Getting Trashy: Residents Try to Stop Southwest Brooklyn Transfer Station

Of all the proposed marine garbage transfer stations that are part of the city's new trash disposal strategy (including one on Hamilton Avenue at the mouth of the Gowanus Canal), the one proposed for Gravesend Bay has turned out to be the most controversial. Opponents have now posted an online petition to fight the station, which would go on the site of the closed Southwest Brooklyn Municipal Incinerator.
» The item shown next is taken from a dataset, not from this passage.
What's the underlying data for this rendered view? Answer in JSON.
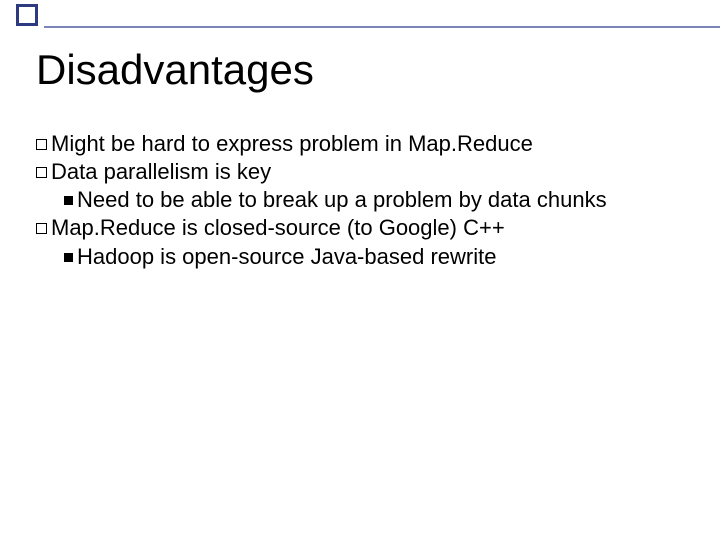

That facility is said to have released dioxins, lead, mercury, cadmium and other toxins into the envioronment. Community lawsuits shut the incinerator down in the 1990s, and the possibility of another facility on the same site at Shore Parkway & Bay 41st Street, has touched a nerve. The facility would require the dredging of Gravesend Bay and stir up toxins from the incinerator that have settled on the bottom, including high concentrations of mercury and lead. There was a meeting recently at which residents expressed concerns that a "black mayonnaise" of highly toxic slime dredged up from the bottom of the bay would spread widely in the waters around Southern Brooklyn. You can see more about the problem from the community's perspective and find the petition here.

1 Comments:

Anonymous Anonymous said...

And yet I bet none of these residents have stopped producing garbage. Knee-jerk reaction rules the day!